NI thresholds mean nearly all tax year pieces in place

On Friday 31st it seemed like our pleas as employer and agent representatives finally paid off when the Government announced the NI rates and thresholds for 2020/21. Since Christmas there has been furious lobbying behind the scenes to make the point that we wouldn’t be able to pay people for April unless NI details were published ahead of the Budget. Some April payrolls are run at the end of February for payment on 6th April, so a Budget on 11th March was simply way too late.

Those friends of mine with long memories dredged up recollections of changing NI mid-tax year back in 1989 and we haven’t done that since, which, given NI isn’t cumulative, is a relief.
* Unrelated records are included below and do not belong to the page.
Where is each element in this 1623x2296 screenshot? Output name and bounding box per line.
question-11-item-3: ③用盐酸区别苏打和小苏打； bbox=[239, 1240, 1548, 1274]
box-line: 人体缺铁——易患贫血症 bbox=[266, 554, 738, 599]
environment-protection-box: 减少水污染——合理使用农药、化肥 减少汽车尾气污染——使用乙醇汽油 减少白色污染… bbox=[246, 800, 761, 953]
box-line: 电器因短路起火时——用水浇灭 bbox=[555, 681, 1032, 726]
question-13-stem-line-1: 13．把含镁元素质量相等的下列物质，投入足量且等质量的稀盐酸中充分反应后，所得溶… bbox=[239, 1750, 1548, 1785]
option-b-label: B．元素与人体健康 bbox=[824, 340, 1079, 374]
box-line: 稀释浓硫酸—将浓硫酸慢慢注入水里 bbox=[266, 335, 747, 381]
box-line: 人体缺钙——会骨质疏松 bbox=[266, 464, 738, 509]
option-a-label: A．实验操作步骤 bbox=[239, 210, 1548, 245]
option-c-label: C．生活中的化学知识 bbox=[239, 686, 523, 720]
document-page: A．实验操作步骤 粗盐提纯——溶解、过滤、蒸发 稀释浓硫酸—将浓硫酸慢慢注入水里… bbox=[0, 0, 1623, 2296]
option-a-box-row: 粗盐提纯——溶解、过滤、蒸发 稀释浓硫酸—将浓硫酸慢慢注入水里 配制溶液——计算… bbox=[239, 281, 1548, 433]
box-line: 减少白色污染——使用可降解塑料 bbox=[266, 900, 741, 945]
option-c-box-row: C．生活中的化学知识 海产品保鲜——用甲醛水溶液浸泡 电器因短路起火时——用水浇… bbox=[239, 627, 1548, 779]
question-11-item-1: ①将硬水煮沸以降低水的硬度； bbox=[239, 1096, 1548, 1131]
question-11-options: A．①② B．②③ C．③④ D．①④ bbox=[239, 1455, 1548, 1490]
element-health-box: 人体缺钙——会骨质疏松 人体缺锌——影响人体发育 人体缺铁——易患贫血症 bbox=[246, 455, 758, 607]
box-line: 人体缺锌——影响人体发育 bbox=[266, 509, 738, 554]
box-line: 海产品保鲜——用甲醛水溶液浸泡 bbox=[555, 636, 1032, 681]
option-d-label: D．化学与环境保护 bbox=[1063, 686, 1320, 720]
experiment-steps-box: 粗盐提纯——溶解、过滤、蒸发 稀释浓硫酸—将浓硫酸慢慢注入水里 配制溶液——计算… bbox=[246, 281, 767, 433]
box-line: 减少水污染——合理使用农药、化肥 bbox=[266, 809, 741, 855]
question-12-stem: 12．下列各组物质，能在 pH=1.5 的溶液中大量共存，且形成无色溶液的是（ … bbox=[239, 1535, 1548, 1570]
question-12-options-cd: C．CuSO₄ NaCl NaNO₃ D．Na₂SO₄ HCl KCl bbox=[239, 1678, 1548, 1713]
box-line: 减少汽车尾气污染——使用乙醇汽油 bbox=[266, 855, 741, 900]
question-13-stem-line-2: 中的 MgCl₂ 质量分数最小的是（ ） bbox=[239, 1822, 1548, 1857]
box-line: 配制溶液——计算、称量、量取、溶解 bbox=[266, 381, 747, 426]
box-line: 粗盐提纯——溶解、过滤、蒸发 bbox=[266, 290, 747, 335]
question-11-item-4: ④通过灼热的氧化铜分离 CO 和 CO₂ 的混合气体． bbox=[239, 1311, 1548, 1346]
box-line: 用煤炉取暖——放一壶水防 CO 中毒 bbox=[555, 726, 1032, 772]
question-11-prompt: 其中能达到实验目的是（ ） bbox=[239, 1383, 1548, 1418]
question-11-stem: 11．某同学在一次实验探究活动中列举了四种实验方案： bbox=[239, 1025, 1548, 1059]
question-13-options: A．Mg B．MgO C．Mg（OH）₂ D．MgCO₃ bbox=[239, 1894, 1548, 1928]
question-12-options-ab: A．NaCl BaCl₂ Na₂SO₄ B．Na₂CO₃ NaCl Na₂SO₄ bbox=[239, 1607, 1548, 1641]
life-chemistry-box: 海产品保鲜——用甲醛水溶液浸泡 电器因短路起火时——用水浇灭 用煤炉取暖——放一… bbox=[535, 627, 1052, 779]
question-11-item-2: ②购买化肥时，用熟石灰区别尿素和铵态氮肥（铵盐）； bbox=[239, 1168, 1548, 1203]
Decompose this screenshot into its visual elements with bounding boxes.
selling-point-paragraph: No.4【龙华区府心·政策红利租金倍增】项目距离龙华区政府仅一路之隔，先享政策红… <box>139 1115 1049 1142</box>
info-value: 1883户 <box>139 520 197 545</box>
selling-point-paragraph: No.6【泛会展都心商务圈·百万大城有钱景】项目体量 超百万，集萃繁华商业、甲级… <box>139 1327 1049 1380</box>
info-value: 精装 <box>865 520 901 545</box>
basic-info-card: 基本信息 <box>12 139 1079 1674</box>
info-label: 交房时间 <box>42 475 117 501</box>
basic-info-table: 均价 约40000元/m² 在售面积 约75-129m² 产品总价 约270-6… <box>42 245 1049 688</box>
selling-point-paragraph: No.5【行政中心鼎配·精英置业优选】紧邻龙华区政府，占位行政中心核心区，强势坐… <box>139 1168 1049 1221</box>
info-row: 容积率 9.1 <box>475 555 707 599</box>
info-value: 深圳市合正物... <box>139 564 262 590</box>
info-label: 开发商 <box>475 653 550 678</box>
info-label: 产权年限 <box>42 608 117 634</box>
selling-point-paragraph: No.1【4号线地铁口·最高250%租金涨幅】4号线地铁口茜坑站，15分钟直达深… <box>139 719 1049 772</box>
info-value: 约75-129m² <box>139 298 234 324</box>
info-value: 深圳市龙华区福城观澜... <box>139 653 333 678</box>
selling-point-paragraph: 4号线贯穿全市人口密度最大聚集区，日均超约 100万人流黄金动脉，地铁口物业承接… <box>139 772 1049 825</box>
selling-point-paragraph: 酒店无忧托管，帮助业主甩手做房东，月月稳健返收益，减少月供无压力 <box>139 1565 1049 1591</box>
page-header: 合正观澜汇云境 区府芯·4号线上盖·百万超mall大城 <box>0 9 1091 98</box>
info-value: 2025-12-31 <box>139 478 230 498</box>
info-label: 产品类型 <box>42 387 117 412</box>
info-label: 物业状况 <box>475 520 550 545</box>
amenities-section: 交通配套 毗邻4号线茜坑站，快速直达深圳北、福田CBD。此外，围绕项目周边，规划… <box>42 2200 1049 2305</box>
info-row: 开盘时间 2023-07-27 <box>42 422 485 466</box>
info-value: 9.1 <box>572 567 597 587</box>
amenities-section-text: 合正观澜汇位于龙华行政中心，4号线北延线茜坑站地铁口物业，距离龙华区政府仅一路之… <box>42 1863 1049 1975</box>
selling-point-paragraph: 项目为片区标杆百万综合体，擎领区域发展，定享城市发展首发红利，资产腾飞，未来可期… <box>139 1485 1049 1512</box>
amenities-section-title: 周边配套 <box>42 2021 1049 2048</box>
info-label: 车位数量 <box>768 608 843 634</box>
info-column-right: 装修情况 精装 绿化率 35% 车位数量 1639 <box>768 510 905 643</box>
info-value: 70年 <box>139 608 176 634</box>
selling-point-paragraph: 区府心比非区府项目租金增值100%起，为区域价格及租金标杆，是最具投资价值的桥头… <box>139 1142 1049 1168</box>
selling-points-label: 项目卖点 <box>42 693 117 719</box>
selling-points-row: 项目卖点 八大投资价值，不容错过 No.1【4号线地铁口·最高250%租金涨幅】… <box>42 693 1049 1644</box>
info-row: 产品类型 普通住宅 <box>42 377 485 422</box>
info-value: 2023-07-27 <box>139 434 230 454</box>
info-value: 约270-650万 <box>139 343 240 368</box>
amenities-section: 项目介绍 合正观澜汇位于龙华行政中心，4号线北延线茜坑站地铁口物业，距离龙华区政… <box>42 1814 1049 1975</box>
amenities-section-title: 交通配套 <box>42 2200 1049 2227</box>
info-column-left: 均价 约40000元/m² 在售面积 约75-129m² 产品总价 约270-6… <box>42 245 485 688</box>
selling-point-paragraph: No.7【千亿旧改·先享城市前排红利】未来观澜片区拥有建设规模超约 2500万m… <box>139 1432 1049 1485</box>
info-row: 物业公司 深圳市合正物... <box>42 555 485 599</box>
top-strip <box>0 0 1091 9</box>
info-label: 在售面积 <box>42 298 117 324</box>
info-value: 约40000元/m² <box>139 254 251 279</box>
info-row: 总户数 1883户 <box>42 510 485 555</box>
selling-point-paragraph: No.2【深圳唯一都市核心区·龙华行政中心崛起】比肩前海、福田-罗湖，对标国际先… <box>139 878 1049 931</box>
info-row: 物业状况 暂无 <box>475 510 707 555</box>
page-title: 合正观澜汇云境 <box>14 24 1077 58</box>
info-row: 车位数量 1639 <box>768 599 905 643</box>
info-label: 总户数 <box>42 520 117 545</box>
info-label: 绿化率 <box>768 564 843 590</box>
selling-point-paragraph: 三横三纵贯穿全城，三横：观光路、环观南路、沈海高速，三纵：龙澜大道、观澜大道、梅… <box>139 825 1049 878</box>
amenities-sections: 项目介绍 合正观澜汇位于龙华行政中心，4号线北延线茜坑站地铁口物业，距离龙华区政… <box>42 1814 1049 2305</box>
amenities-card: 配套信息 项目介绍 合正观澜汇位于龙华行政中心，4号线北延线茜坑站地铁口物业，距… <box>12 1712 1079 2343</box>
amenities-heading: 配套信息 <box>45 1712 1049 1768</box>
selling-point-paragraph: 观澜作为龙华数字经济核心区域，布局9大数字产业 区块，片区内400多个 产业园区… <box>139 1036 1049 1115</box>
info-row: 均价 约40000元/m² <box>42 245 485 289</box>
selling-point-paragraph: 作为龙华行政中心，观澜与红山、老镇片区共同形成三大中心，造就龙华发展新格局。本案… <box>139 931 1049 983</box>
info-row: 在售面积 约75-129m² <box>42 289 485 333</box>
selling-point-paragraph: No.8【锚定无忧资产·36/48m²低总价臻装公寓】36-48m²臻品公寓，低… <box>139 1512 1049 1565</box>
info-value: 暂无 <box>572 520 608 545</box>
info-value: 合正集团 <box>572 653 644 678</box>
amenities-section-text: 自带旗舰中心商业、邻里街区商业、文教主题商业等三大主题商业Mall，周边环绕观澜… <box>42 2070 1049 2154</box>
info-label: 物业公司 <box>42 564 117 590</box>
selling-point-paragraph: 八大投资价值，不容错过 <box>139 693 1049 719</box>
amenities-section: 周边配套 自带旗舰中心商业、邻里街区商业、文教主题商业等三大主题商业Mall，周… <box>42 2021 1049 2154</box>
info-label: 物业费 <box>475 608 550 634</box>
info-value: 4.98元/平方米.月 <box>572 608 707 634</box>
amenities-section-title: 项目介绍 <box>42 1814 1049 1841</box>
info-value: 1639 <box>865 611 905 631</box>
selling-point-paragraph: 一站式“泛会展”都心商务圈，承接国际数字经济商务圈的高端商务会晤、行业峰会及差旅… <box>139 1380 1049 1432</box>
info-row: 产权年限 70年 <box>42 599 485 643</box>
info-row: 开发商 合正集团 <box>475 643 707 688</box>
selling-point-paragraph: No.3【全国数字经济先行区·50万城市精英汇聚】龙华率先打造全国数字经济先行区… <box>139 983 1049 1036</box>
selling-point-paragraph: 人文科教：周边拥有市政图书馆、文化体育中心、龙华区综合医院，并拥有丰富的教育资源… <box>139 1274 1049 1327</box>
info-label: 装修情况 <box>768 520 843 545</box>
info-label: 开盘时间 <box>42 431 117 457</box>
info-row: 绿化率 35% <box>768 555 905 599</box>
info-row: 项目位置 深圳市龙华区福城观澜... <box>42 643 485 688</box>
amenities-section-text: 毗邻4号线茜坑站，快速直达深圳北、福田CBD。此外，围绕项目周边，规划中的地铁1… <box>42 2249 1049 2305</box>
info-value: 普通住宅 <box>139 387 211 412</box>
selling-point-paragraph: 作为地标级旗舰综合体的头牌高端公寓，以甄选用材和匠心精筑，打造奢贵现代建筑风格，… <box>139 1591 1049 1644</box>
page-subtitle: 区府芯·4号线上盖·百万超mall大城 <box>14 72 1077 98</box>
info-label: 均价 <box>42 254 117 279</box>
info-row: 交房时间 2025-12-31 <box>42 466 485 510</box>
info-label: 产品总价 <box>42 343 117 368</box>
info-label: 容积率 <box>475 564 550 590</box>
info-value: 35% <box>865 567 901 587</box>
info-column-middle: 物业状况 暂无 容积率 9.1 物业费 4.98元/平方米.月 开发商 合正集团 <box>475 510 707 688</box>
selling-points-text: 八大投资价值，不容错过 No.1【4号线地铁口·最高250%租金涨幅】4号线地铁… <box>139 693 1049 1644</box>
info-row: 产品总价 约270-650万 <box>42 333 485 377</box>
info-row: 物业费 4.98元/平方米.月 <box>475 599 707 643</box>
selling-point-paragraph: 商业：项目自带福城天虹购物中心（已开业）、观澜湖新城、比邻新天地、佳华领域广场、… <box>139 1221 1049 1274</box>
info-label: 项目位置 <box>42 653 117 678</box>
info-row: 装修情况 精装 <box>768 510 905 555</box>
It now seems that we should be able to get the software changes in place in time and the Government should be very grateful to the payroll software industry for turning on a sixpence yet again, when politics looked like it would conspire to prevent us paying employees correctly.

The details you need are as follows:

Pay frequency

LEL PT ST UEL AUST UST
 Weekly £120 £183 £169 £962 £962 £962
 Fortnightly £240 £366 £338 £1,924 £1,924 £1,924
 Four-weekly £480 £731 £676 £3,847 £3,847 £3,847
 Monthly £520 £792 £732 £4,167 £4,167 £4,167
 Yearly £6,240 £9,500 £8,788 £50,000 £50,000 £50,000

 

There are no changes to any of the percentages or table letters.

Remember the introduction of Class 1A (employer only) NI on termination payments over £30,000 is not handled via a table letter from 6th April, it requires the employer to complete a manual calculation and enter that in the FPS.

The next question is of course will the auto-enrolment thresholds be aligned with the NI thresholds as currently? Let’s hope we find that out quickly too as that will leave just tax for Budget day. It was 2002 when we last rolled on tax rates and thresholds until week 6 and changed them in week 7, but if we’re still aligning the UEL with the 40% threshold, and we were told no tax rises and a £12,500 personal allowance for 2020/21, then maybe we’re just about there.